A laymen’s roadmap for data analysis and processing technology

In the era of big data and artificial intelligence, data analysis is a hot topic, and data analysts seem to be a popular profession. Many laymen want to learn, but in the face of the vast and complex technology, they cannot figure out where to start. So, people often ask this question, and of course, more specifically, how can I learn SQL and whether to learn Python? In fact, it is often the same thing behind the scenes.

Intentionally putting “processing” here as well, because data analysis does not exist separately, and the data used for analysis often needs to be prepared and organized by oneself, all of which fall within the scope of data processing. For example, merging a bunch of Excel, maybe the aim of the next step is to analyze them, but this step is indispensable. There are also some things, such as using a roster to generate employee cards, which are obviously not appropriate to be called data analysis, but they are also tasks that need to be done in daily work. This post talks about data processing and analysis all together.

In addition, this is a topic for laymen, and there is no need to talk anymore when it comes to entering a professional level. After that, the related technologies will become more complex, but buddies who can reach that level would already have a clear understanding of their own knowledge, so there is no need to read the nagging of this post anymore.

It should be emphasized that data analysis is not just a technical issue, and it can even be said that the main issue is not technology. Many friends may think that they can do data analysis after mastering some relevant skills, this is not true actually. The key to doing well in data analysis lies in business knowledge, which means you need to know what needs to be analyzed. People with sufficient business experience often use primitive technology to analyze more meaningful results than those without a sense of business using high-end technology. It’s like mastering the driving skills of various vehicles is just a certain skill, and knowing where to sell the goods at a good price is more important. Using a handcart to transport goods, as long as it is transported to the right place, it is possible to earn more money than using a car to transport goods. Don’t be superstitious about technology and tools when doing data analysis. If you don’t already know the business purpose of doing data analysis, learning technology and tools is also useless. Moreover, technologies and tools of the same class and level are usually similar, and there is little difference for the objective of data analysis (Mercedes Benz and BMW are not different for personal riding), making deliberate choices meaningless.

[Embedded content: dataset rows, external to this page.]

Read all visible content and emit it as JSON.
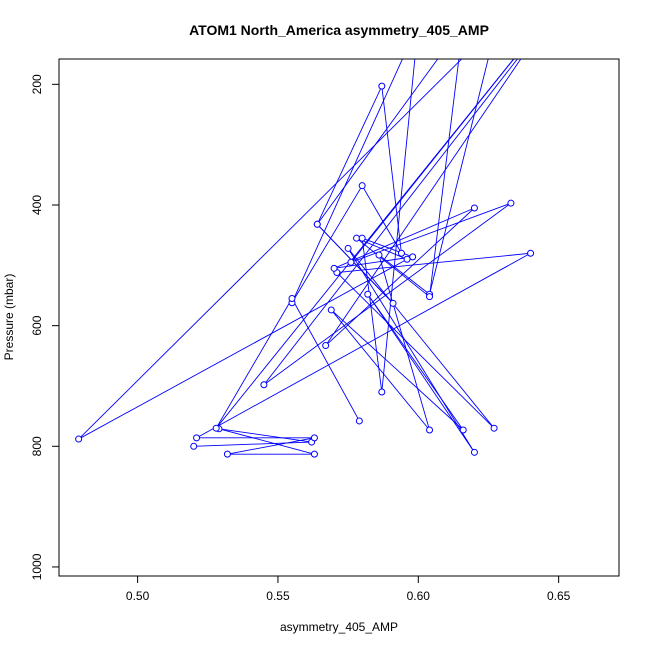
{
  "chart_data": {
    "type": "line",
    "title": "ATOM1 North_America asymmetry_405_AMP",
    "xlabel": "asymmetry_405_AMP",
    "ylabel": "Pressure (mbar)",
    "xlim": [
      0.472,
      0.6715
    ],
    "ylim": [
      1015,
      158
    ],
    "y_reversed": true,
    "grid": false,
    "legend": "none",
    "x_ticks": [
      0.5,
      0.55,
      0.6,
      0.65
    ],
    "x_tick_labels": [
      "0.50",
      "0.55",
      "0.60",
      "0.65"
    ],
    "y_ticks": [
      200,
      400,
      600,
      800,
      1000
    ],
    "y_tick_labels": [
      "200",
      "400",
      "600",
      "800",
      "1000"
    ],
    "series_color": "#0000ff",
    "point_style": "open-circle",
    "x": [
      0.52,
      0.562,
      0.529,
      0.563,
      0.532,
      0.563,
      0.521,
      0.64,
      0.571,
      0.627,
      0.575,
      0.62,
      0.582,
      0.616,
      0.569,
      0.604,
      0.586,
      0.604,
      0.628,
      0.479,
      0.596,
      0.578,
      0.604,
      0.616,
      0.564,
      0.591,
      0.564,
      0.587,
      0.594,
      0.58,
      0.555,
      0.6,
      0.587,
      0.58,
      0.598,
      0.57,
      0.62,
      0.567,
      0.645,
      0.545,
      0.633,
      0.576,
      0.644,
      0.528,
      0.555,
      0.579
    ],
    "y": [
      800,
      793,
      771,
      813,
      813,
      786,
      786,
      480,
      512,
      770,
      472,
      810,
      548,
      773,
      574,
      773,
      483,
      548,
      100,
      788,
      490,
      455,
      552,
      100,
      432,
      563,
      432,
      203,
      480,
      368,
      562,
      100,
      710,
      455,
      486,
      505,
      405,
      633,
      100,
      698,
      397,
      495,
      100,
      770,
      555,
      758
    ]
  }
}
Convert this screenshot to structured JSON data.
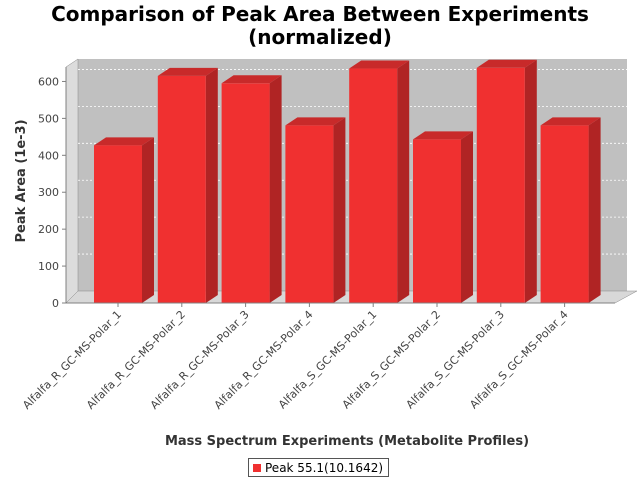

To put it bluntly, this article mainly focuses on technology, as mastering technology can significantly improve work efficiency.

Let’s start with the basics:

Level 0, Excel

You’re not mistaken. Excel is the most basic data analysis and processing technology that everyone can use, so this level is called level 0 and is not numbered.

What Excel can do and how to do it, I won’t say much about it here, there are too many online materials. Moreover, buddies who consider themselves as laymen and care about data technology can always use Excel to some extent. For most people, this level can be considered passable, but it cannot be omitted. If you feel unfamiliar with Excel (such as not being able to use VLookup or write if), then go make up for it yourself. Anyway, this is the foundation of the foundation, and now even the most impressive data analysts cannot get around it.

Level 1, Agile BI

The analysis that Agile BI can help us do is called multidimensional analysis, which involves reviewing statistical data in various classification methods, such as reviewing sales by month, production by region, or reviewing at several angles together. If an area has a large total amount, you can delve into it and see what’s going on. For example, if New York has good sales, you can see whether the people of Queens have a particularly high purchasing enthusiasm. It is also possible to draw various graphs of these statistical data, which can be linked to make it more vivid and easier to identify problems or patterns. This is proper data analysis. Make a report to the boss based on the analysis results, it’s a sure thing to get a promotion or salary increase.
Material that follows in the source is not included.